Furthermore, the expanded password system (EPS) will enable us to see truly powerful multi-factor

authentications with a strong unique password being used as one of the factors for all different accounts,

whether indoor or outdoor. The EPS would also enable us to see the decentralized ID federations with a

strong unique password being used as the master-password for each of single-sign-on services and password

management tools. With the EPS used for fallback-passwords, biometric solutions could offer good

convenience without much sacrificing the confidentiality. The outcome will be the most highly assured

identity achieved through the most reliable “shared secrets”.

That the users can retain the textual passwords as before while they expand their password memory to

include the non-textual passwords without being impeded by the cognitive effect of “interference of memory”

means that it is extremely difficult to imagine such users who suffer disadvantage or inconvenience by

taking up the EPS

Humans are generally thousands times better at dealing with image memories than character memories -.
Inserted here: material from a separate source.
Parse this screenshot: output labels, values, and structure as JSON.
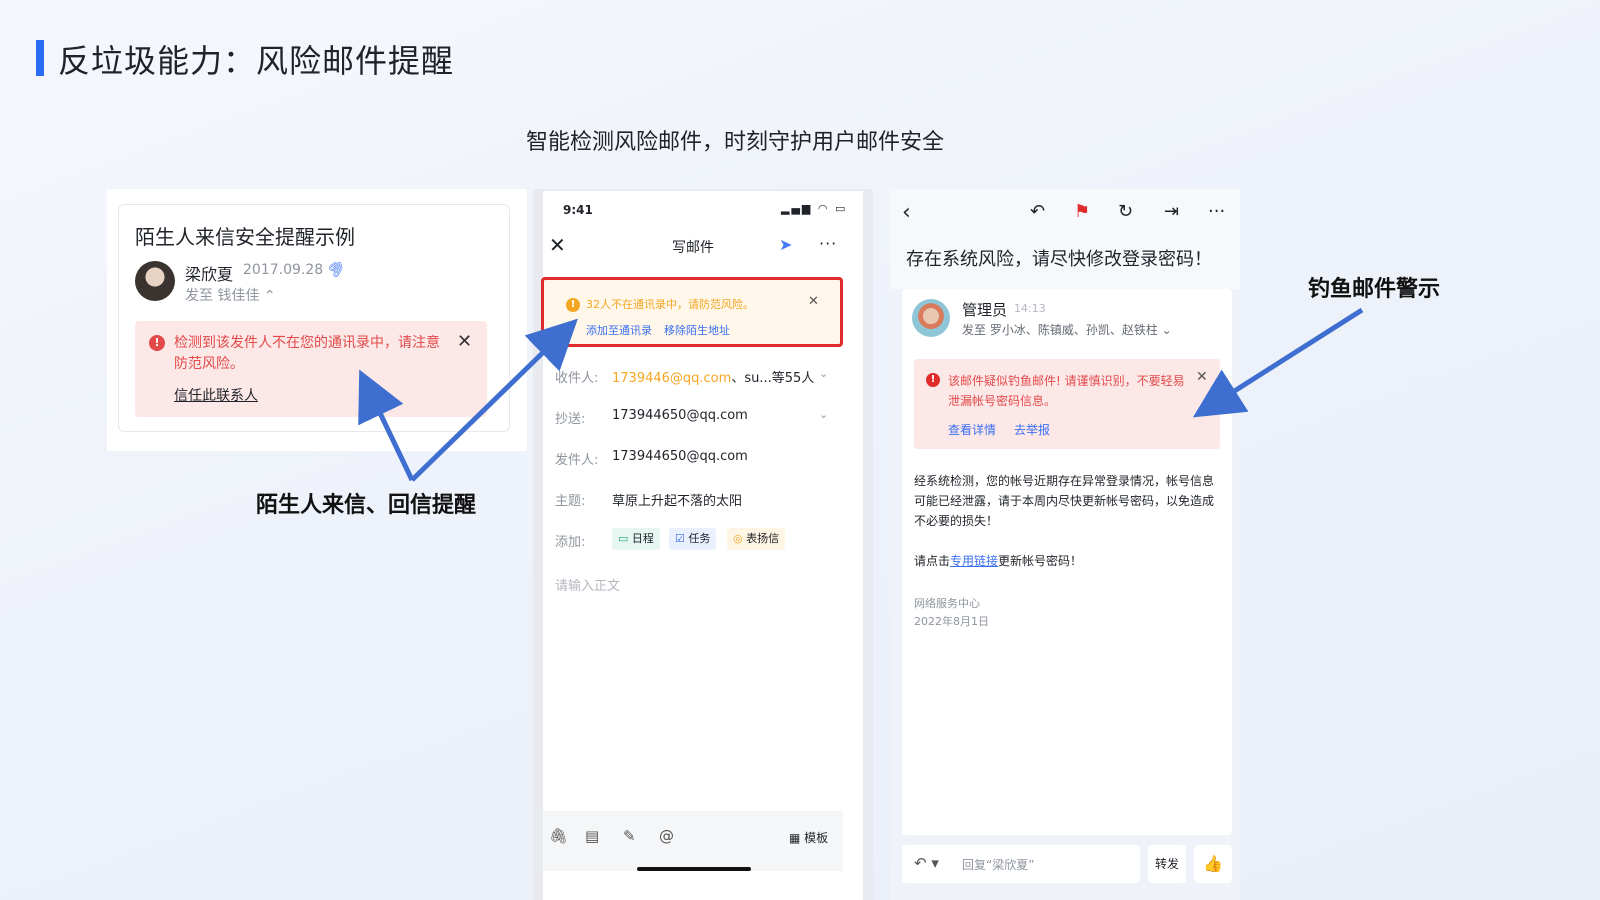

The former has the history of hundreds of millions of years while the latter’s history is less than a fraction of

it. However mathematically strong a high-entropy character password may appear, it is a pie in the sky if it

is impracticable. Now that CPUs are fast enough, bandwidths broad enough, memory storages cheap

enough and superb cameras built in most of the mobile devices, I wonder what merits we have for reliable

identity assurance in sticking to confining ourselves in the narrow corridor of character memories.